The water fight will heat up again this year, as Butte County has filed an “intervention” with FERC and is about to release a study that will attempt to document the economic cost the county incurs by hosting Oroville Dam, the keystone of the State Water Project.
Some local environmentalists are complaining lately that, while the county has sunk millions into fighting DWR, they have been late to the game when it comes to dealing with groundwater. County leaders contend that the issues surrounding groundwater are more complex and that, unlike the dam, the aquifer that provides all of Chico’s water and sustains much of the county’s agriculture is simply harder to regulate. The Tuscan underlies not just Butte but Tehama, Colusa and Glenn counties and thus requires a regional approach to management that has so far been elusive.
While environmentalists worry that overpumping will draw the water table down to the point it can no longer sustain habitat-providing plants, farmers worry that badly drawn legislation will curtail their water rights. There is also the issue of water transfers, in which farmers with access to both surface and ground water can exchange one for the other and sell water rather than growing crops, a proposition which could have calamitous effects on rural, ag-based economies.

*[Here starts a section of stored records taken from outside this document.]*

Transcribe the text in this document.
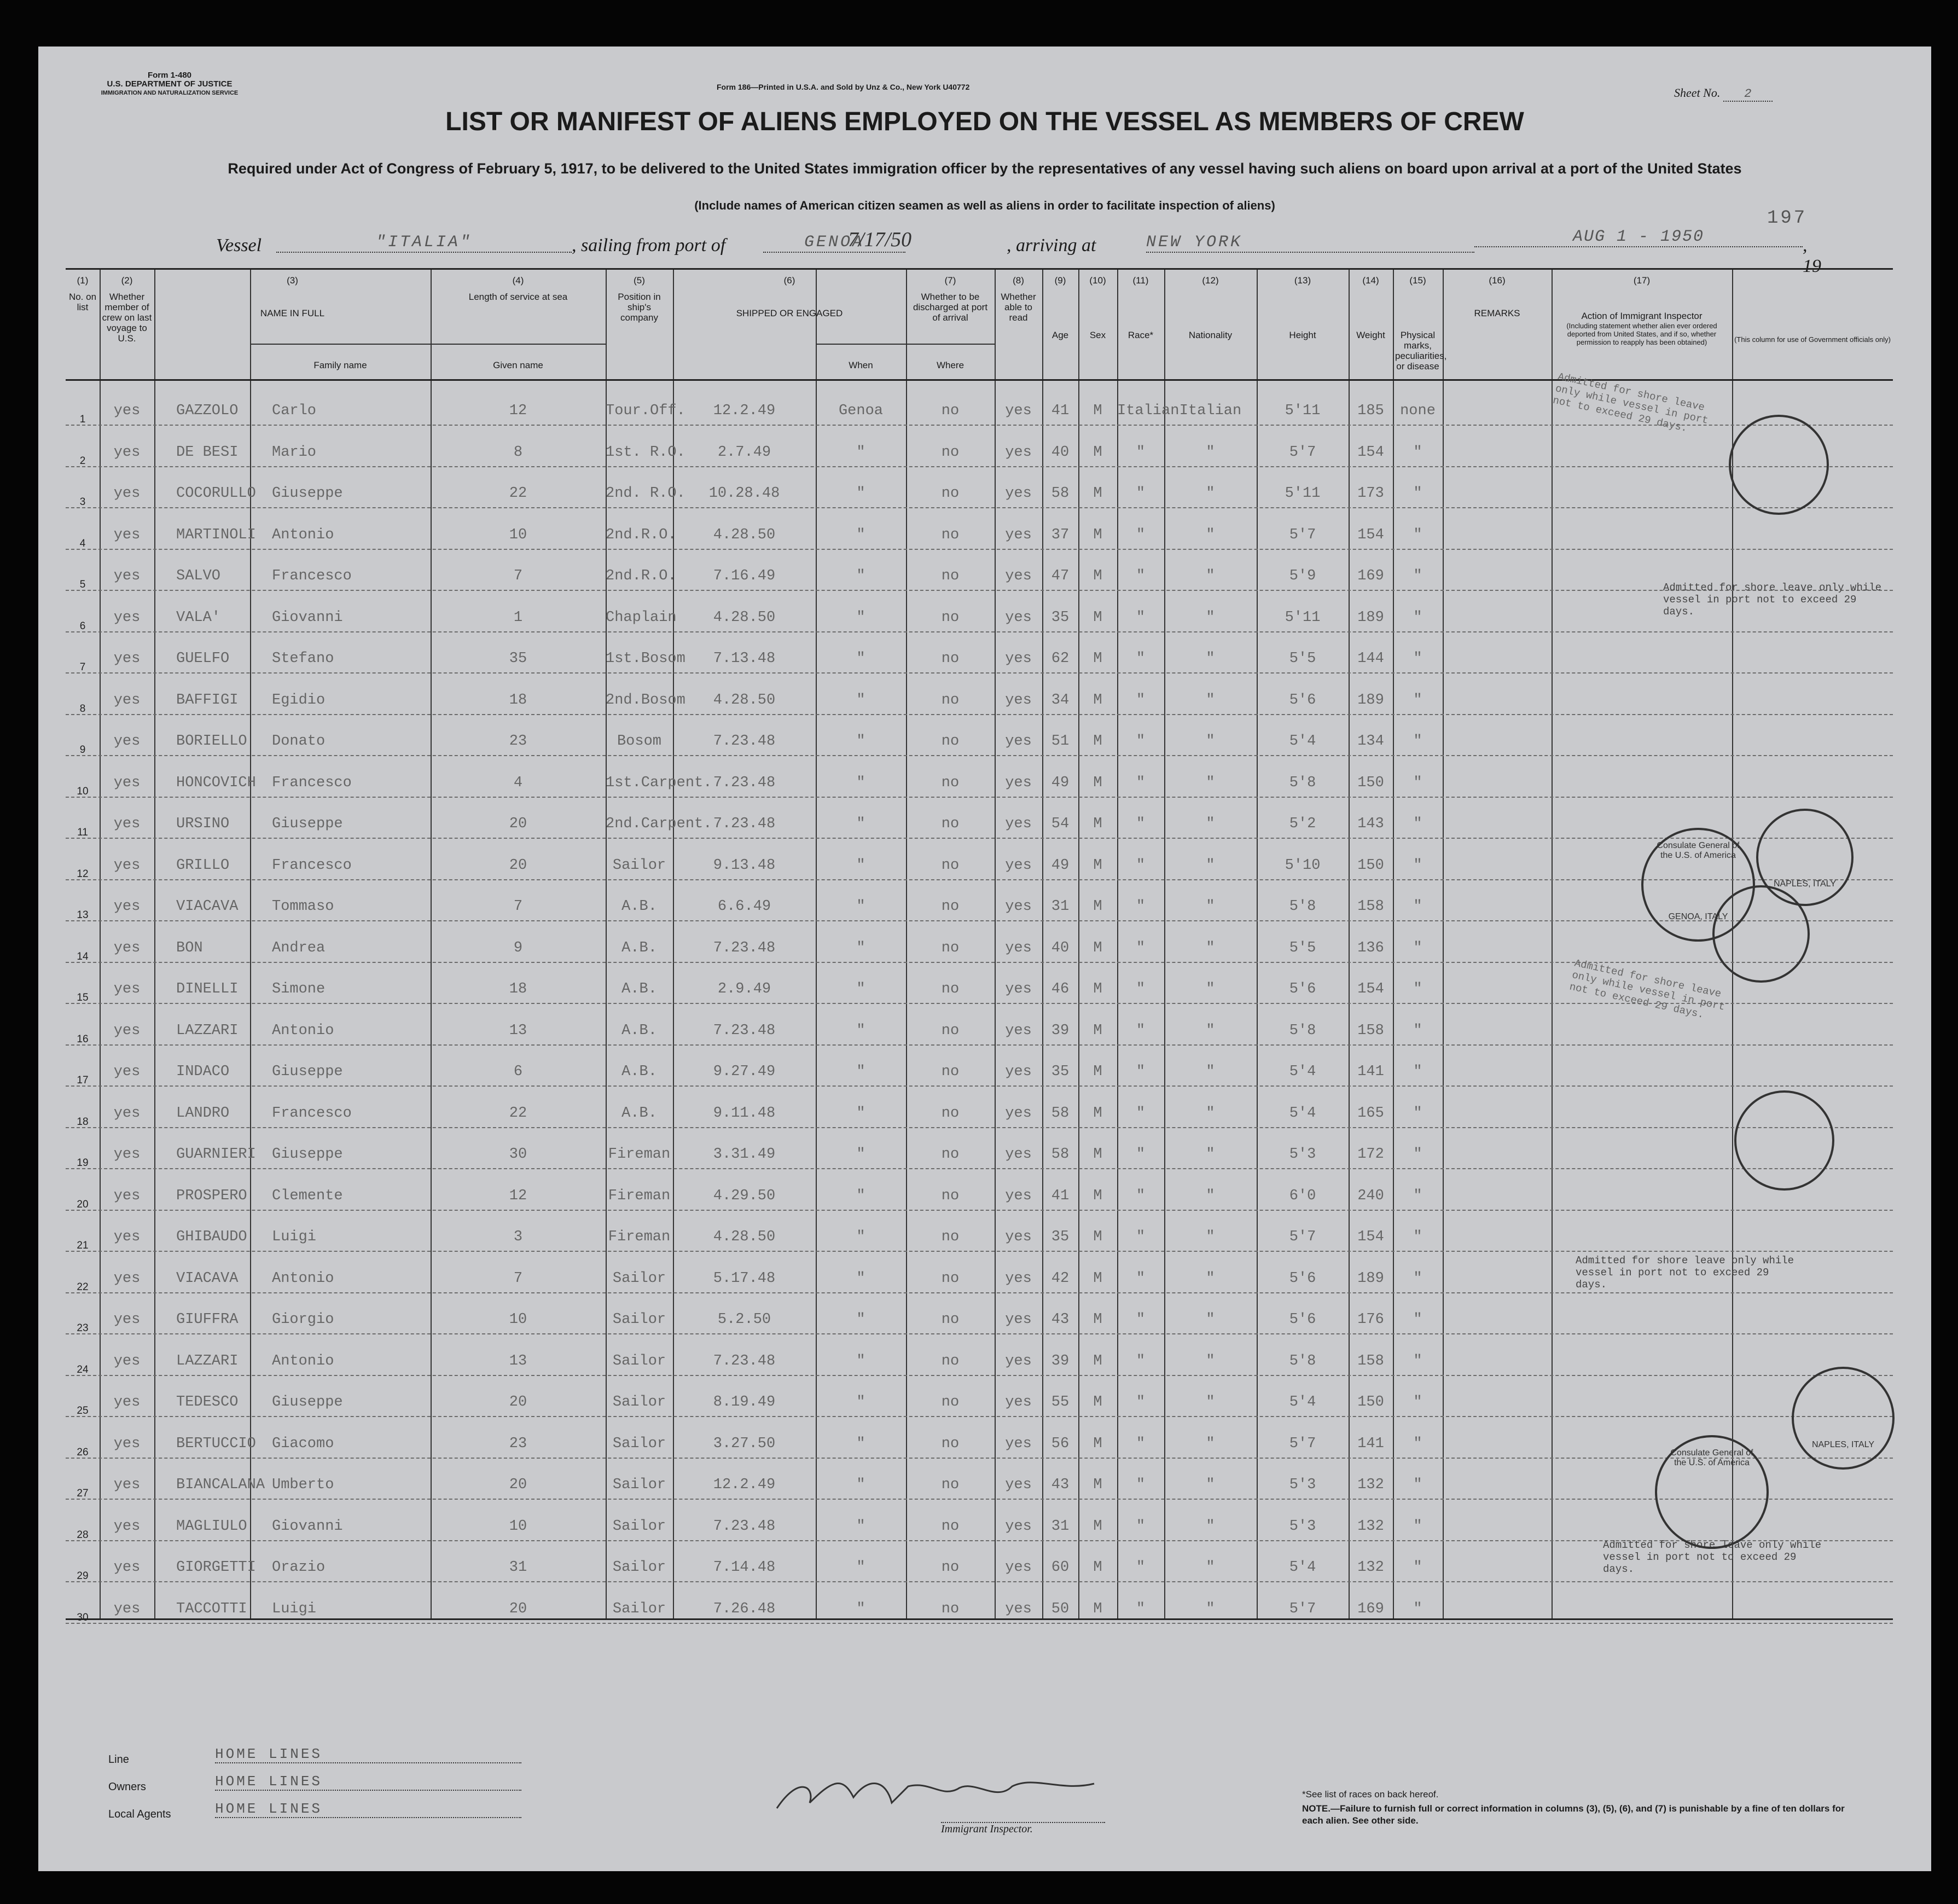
Form 1-480
U.S. DEPARTMENT OF JUSTICE
IMMIGRATION AND NATURALIZATION SERVICE
Form 186—Printed in U.S.A. and Sold by Unz & Co., New York U40772	Sheet No. 2
LIST OR MANIFEST OF ALIENS EMPLOYED ON THE VESSEL AS MEMBERS OF CREW
Required under Act of Congress of February 5, 1917, to be delivered to the United States immigration officer by the representatives of any vessel having such aliens on board upon arrival at a port of the United States
(Include names of American citizen seamen as well as aliens in order to facilitate inspection of aliens)
197
Vessel	"ITALIA"	, sailing from port of	GENOA
7/17/50	, arriving at	NEW YORK	AUG 1 - 1950	, 19
(1)
No. on list
(2)
Whether member of crew on last voyage to U.S.
(3)
NAME IN FULL
(4)
Length of service at sea
(5)
Position in ship's company
(6)
SHIPPED OR ENGAGED
(7)
Whether to be discharged at port of arrival
(8)
Whether able to read
(9)
Age
(10)
Sex
(11)
Race*
(12)
Nationality
(13)
Height
(14)
Weight
(15)
Physical marks, peculiarities, or disease
(16)
REMARKS
(17)
Action of Immigrant Inspector
Family name	Given name	When	Where
(Including statement whether alien ever ordered deported from United States, and if so, whether permission to reapply has been obtained)	(This column for use of Government officials only)
1
yes	GAZZOLO	Carlo	12	Tour.Off.	12.2.49	Genoa	no	yes	41	M	Italian Italian	5'11	185	none
2
yes	DE BESI	Mario	8	1st. R.O.	2.7.49	"	no	yes	40	M	"	"	5'7	154	"
3
yes	COCORULLO	Giuseppe	22	2nd. R.O.	10.28.48	"	no	yes	58	M	"	"	5'11	173	"
4
yes	MARTINOLI	Antonio	10	2nd.R.O.	4.28.50	"	no	yes	37	M	"	"	5'7	154	"
5
yes	SALVO	Francesco	7	2nd.R.O.	7.16.49	"	no	yes	47	M	"	"	5'9	169	"
6
yes	VALA'	Giovanni	1	Chaplain	4.28.50	"	no	yes	35	M	"	"	5'11	189	"
7
yes	GUELFO	Stefano	35	1st.Bosom	7.13.48	"	no	yes	62	M	"	"	5'5	144	"
8
yes	BAFFIGI	Egidio	18	2nd.Bosom	4.28.50	"	no	yes	34	M	"	"	5'6	189	"
9
yes	BORIELLO	Donato	23	Bosom	7.23.48	"	no	yes	51	M	"	"	5'4	134	"
10
yes	HONCOVICH	Francesco	4	1st.Carpent. 7.23.48	"	no	yes	49	M	"	"	5'8	150	"
11
yes	URSINO	Giuseppe	20	2nd.Carpent. 7.23.48	"	no	yes	54	M	"	"	5'2	143	"
12
yes	GRILLO	Francesco	20	Sailor	9.13.48	"	no	yes	49	M	"	"	5'10	150	"
13
yes	VIACAVA	Tommaso	7	A.B.	6.6.49	"	no	yes	31	M	"	"	5'8	158	"
14
yes	BON	Andrea	9	A.B.	7.23.48	"	no	yes	40	M	"	"	5'5	136	"
15
yes	DINELLI	Simone	18	A.B.	2.9.49	"	no	yes	46	M	"	"	5'6	154	"
16
yes	LAZZARI	Antonio	13	A.B.	7.23.48	"	no	yes	39	M	"	"	5'8	158	"
17
yes	INDACO	Giuseppe	6	A.B.	9.27.49	"	no	yes	35	M	"	"	5'4	141	"
18
yes	LANDRO	Francesco	22	A.B.	9.11.48	"	no	yes	58	M	"	"	5'4	165	"
19
yes	GUARNIERI	Giuseppe	30	Fireman	3.31.49	"	no	yes	58	M	"	"	5'3	172	"
20
yes	PROSPERO	Clemente	12	Fireman	4.29.50	"	no	yes	41	M	"	"	6'0	240	"
21
yes	GHIBAUDO	Luigi	3	Fireman	4.28.50	"	no	yes	35	M	"	"	5'7	154	"
22
yes	VIACAVA	Antonio	7	Sailor	5.17.48	"	no	yes	42	M	"	"	5'6	189	"
23
yes	GIUFFRA	Giorgio	10	Sailor	5.2.50	"	no	yes	43	M	"	"	5'6	176	"
24
yes	LAZZARI	Antonio	13	Sailor	7.23.48	"	no	yes	39	M	"	"	5'8	158	"
25
yes	TEDESCO	Giuseppe	20	Sailor	8.19.49	"	no	yes	55	M	"	"	5'4	150	"
26
yes	BERTUCCIO	Giacomo	23	Sailor	3.27.50	"	no	yes	56	M	"	"	5'7	141	"
27
yes	BIANCALANA Umberto	20	Sailor	12.2.49	"	no	yes	43	M	"	"	5'3	132	"
28
yes	MAGLIULO	Giovanni	10	Sailor	7.23.48	"	no	yes	31	M	"	"	5'3	132	"
29
yes	GIORGETTI	Orazio	31	Sailor	7.14.48	"	no	yes	60	M	"	"	5'4	132	"
30
yes	TACCOTTI	Luigi	20	Sailor	7.26.48	"	no	yes	50	M	"	"	5'7	169	"
Admitted for shore leave only while vessel in port not to exceed 29 days.
Admitted for shore leave only while vessel in port not to exceed 29 days.
Admitted for shore leave only while vessel in port not to exceed 29 days.
Admitted for shore leave only while vessel in port not to exceed 29 days.
Admitted for shore leave only while vessel in port not to exceed 29 days.
Consulate General of the U.S. of America
GENOA, ITALY
NAPLES, ITALY
Consulate General of the U.S. of America
NAPLES, ITALY
Line	HOME LINES
Owners	HOME LINES
Local Agents	HOME LINES
Immigrant Inspector.
*See list of races on back hereof.
NOTE.—Failure to furnish full or correct information in columns (3), (5), (6), and (7) is punishable by a fine of ten dollars for each alien. See other side.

What’s worse, some water-watchers fear there is a plot in the works by private developers to buy land in so-called “recharge areas,” where water percolates underground. Such a move, it is said, could potentially give control over the aquifer to a tiny, wealthy cabal of unaccountable landowners. The most feared of such landowners is Danny Kohrdt, owner of Dove Ridge Mitigation Bank, which in the last few years has become the county’s second-largest private landowner, buying thousands of acres of ecologically sensitive land, much of it in recharge areas, and much of it reportedly for cash.
Boys of summer return
After a two-year absence, baseball returned to town in 2005 in the form of The Chico Outlaws.
The Outlaws joined the newly formed Golden Baseball League, which had eight teams across the state and beyond, including the Arizona towns of Surprise and Yuma. It was exciting for locals, who had been without baseball for three years, while families were again able to make a night of it at the ballpark. But things were getting exciting before the team even stepped foot on the grass of Nettleton Stadium.
General Manager Bob Linscheid brought in former major leaguer Mark Parent, who grew up in nearby Cottonwood before being drafted by the San Diego Padres in 1979, to be The Outlaws’ skipper, and the club’s first game was May 27 against the Fullerton Flyers.
The team, indeed, put asses in the bleachers as it went on to a 49-41 record before losing to Rick Henderson and the San Diego Surf Dawgs 2-1 in the semi-finals of the GBL postseason tournament.
The Outlaws operated under the “single entity” model, meaning every club was owned by the league, which allowed money to be distributed to the weaker markets. The team agreed to a sponsorship arrangement with Safeway, which, Linscheid said, put up the largest amount of money in independent baseball history.
It paid off for the community as well, at least according to an economic-impact study commissioned by the Golden Baseball League and released in November. The overwhelmingly positive study by the Center for Economic Development (CED) at CSU, Chico found that the Outlaws were responsible for $4.6 million in benefits to the Chico economy during the team’s first season in summer 2005. Linscheid said the GBL undertook the study partly due to his urging.
“We wanted to show our city and our community what kind of economic impact it had.”